What's the Future of Earth's Water Supply?
The global water cycle is tied closely to climate change, agricultural practices, land use, and the environment—sometimes through complex, multi-way interactions. NSF and USDA together have awarded $25 million in research grants to find out what this means for the sustainbility of Earth’s water resources.
Through their joint Water Sustainability and Climate (WSC) program—a partnership between NSF and USDA’s National Institute of Food and Agriculture (NIFA)—the two agencies awarded 26 new grants totaling $25 million this year (this is the third set of awards for WSC).

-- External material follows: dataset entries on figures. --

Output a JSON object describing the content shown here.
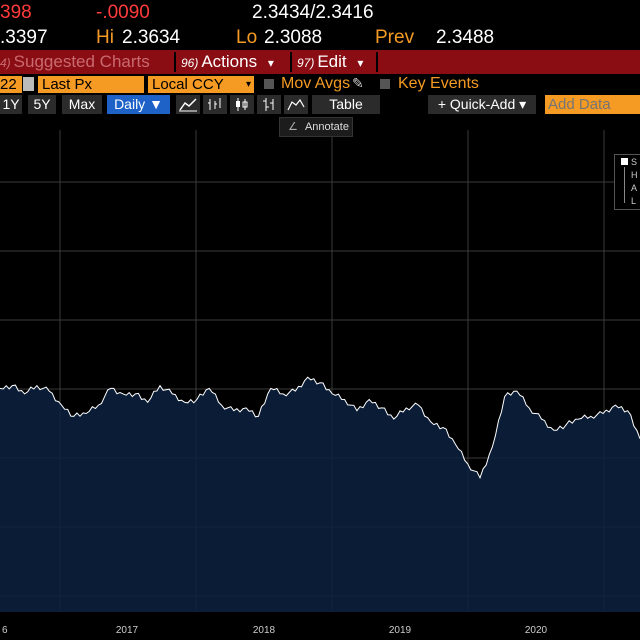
{
  "quote": {
    "last_partial": "398",
    "change": "-.0090",
    "bid_ask": "2.3434/2.3416",
    "open_partial": ".3397",
    "hi_label": "Hi",
    "hi_value": "2.3634",
    "lo_label": "Lo",
    "lo_value": "2.3088",
    "prev_label": "Prev",
    "prev_value": "2.3488"
  },
  "menubar": {
    "suggested": {
      "num": "4)",
      "label": "Suggested Charts"
    },
    "actions": {
      "num": "96)",
      "label": "Actions",
      "arrow": "▾"
    },
    "edit": {
      "num": "97)",
      "label": "Edit",
      "arrow": "▾"
    }
  },
  "settings": {
    "date_partial": "22",
    "field": "Last Px",
    "currency": "Local CCY",
    "mov_avgs": "Mov Avgs",
    "key_events": "Key Events"
  },
  "toolbar": {
    "r_1y": "1Y",
    "r_5y": "5Y",
    "r_max": "Max",
    "period": "Daily ▼",
    "table": "Table",
    "quick_add": "+ Quick-Add ▾",
    "add_data_placeholder": "Add Data"
  },
  "tooltip": {
    "annotate": "Annotate"
  },
  "legend": {
    "l1": "S",
    "l2": "H",
    "l3": "A",
    "l4": "L"
  },
  "colors": {
    "area_fill": "#0d2240",
    "line": "#ffffff",
    "grid": "#3a3a3a",
    "menubar": "#8b0d14",
    "accent_orange": "#f59a23",
    "quote_red": "#ff3b3b"
  },
  "chart_data": {
    "type": "area",
    "x_tick_labels": [
      "6",
      "2017",
      "2018",
      "2019",
      "2020"
    ],
    "series": [
      {
        "x": [
          "2016-07",
          "2016-08",
          "2016-09",
          "2016-10",
          "2016-11",
          "2016-12",
          "2017-01",
          "2017-02",
          "2017-03",
          "2017-04",
          "2017-05",
          "2017-06",
          "2017-07",
          "2017-08",
          "2017-09",
          "2017-10",
          "2017-11",
          "2017-12",
          "2018-01",
          "2018-02",
          "2018-03",
          "2018-04",
          "2018-05",
          "2018-06",
          "2018-07",
          "2018-08",
          "2018-09",
          "2018-10",
          "2018-11",
          "2018-12",
          "2019-01",
          "2019-02",
          "2019-03",
          "2019-04",
          "2019-05",
          "2019-06",
          "2019-07",
          "2019-08",
          "2019-09",
          "2019-10",
          "2019-11",
          "2019-12",
          "2020-01",
          "2020-02",
          "2020-03",
          "2020-04",
          "2020-05",
          "2020-06",
          "2020-07",
          "2020-08",
          "2020-09",
          "2020-10",
          "2020-11"
        ],
        "values": [
          0.8,
          0.81,
          0.78,
          0.81,
          0.79,
          0.74,
          0.7,
          0.71,
          0.74,
          0.8,
          0.78,
          0.78,
          0.75,
          0.81,
          0.78,
          0.75,
          0.76,
          0.8,
          0.74,
          0.72,
          0.73,
          0.7,
          0.8,
          0.78,
          0.79,
          0.84,
          0.82,
          0.78,
          0.76,
          0.72,
          0.76,
          0.73,
          0.69,
          0.73,
          0.74,
          0.68,
          0.66,
          0.6,
          0.53,
          0.48,
          0.59,
          0.77,
          0.79,
          0.73,
          0.69,
          0.65,
          0.67,
          0.69,
          0.7,
          0.71,
          0.74,
          0.72,
          0.62
        ]
      }
    ]
  }
}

Some of the topics addressed by the grants include:
- Climate change effects on connected agriculture and water systems
- Effects of agricultural decision making and adaptive management on food security
- Water management for regions transitioning from abundance to scarcity
- Water quality and supply in China and Ecuador
- Land use and hydrology in the Panama Canal watershed
- Water sustainability in an arid snow-fed system in the Southwest
- Decision processes, climate change, and water resources in the agricultural Midwest
“The mounting pressures of population increases, land use changes, and climate change underscore the need to understand the role of water,” said Tom Torgersen, lead WSC program officer for NSF. According to NIFA director Sonny Ramaswamy, the new grants are “critically important to our understanding of how the water system is affected by external factors, which ultimately helps farmers and rural communities prepare for future challenges."